His speech started the rally (pictured above) and introduced South African Activist Tim Ngubeni of the Black Consciousness Movement. His opening line was, “We call this rally today to bring attention to Occidental’s investment in South Africa and Occidental’s lack of investment in multicultural education.” Obama told the crowd that although South Africa’s racial struggles were “happening an ocean away,” it was “a struggle that touches each and every one of us.”
At the end of his speech he was carried away by two students pretending to be oppressive Afrikaners. In “Dreams from My Father” he reflected upon the experience, saying “I really wanted to stay up there. I had so much more to say.”

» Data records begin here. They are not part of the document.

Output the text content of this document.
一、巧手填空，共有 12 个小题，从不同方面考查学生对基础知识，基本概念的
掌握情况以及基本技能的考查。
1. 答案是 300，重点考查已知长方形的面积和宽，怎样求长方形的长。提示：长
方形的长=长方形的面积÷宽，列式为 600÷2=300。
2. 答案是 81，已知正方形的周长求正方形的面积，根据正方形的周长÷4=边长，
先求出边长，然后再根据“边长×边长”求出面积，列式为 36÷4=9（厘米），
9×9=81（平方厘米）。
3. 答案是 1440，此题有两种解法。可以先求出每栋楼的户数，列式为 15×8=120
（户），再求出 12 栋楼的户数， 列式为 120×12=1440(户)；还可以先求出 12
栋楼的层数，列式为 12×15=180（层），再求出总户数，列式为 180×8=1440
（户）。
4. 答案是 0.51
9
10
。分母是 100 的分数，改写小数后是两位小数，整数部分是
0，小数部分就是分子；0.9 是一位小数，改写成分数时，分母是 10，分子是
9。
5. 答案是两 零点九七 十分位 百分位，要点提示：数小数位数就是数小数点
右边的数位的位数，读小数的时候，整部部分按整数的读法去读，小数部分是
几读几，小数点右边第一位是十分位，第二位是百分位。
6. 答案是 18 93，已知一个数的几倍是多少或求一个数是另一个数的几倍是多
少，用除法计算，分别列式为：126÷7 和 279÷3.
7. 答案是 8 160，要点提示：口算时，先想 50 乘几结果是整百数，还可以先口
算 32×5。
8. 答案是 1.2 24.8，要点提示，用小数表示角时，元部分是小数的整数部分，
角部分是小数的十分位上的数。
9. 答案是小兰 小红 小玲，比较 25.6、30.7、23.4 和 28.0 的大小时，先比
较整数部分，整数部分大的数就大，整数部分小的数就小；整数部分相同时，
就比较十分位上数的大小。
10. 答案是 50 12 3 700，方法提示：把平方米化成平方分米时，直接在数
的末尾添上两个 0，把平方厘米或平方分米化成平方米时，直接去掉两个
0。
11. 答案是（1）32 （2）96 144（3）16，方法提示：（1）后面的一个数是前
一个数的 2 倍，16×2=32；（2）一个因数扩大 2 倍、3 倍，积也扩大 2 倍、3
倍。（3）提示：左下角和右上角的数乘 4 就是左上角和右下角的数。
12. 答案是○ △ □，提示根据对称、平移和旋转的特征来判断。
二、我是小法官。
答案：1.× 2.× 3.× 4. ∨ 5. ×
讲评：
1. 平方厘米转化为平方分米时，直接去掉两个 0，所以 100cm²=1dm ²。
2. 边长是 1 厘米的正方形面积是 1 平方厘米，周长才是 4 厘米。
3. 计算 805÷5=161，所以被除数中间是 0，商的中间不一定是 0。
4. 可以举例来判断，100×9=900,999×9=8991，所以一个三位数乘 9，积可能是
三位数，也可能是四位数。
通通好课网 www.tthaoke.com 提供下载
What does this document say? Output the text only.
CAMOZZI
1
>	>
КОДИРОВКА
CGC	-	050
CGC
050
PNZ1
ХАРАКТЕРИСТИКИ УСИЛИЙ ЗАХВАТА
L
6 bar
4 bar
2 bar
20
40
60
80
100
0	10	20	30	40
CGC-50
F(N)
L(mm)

32 years later, the young activist has transformed into the groundbreaking President that just pledged to reject the Keystone XL Pipeline and cap carbon emissions from power plants. His enthusiastic endorsement of nuclear and fracked gas shows that our movement still has work to do to ensure Obama’s legacy will be one of courageous leadership for climate justice. But we will keep pushing and appeal to the young revolutionary within the pragmatist politician he has become.
Just three decades ago he was a passionate student fighting for justice, part of the history of our collective struggle, one of us. And our movement can help him remember that he still is.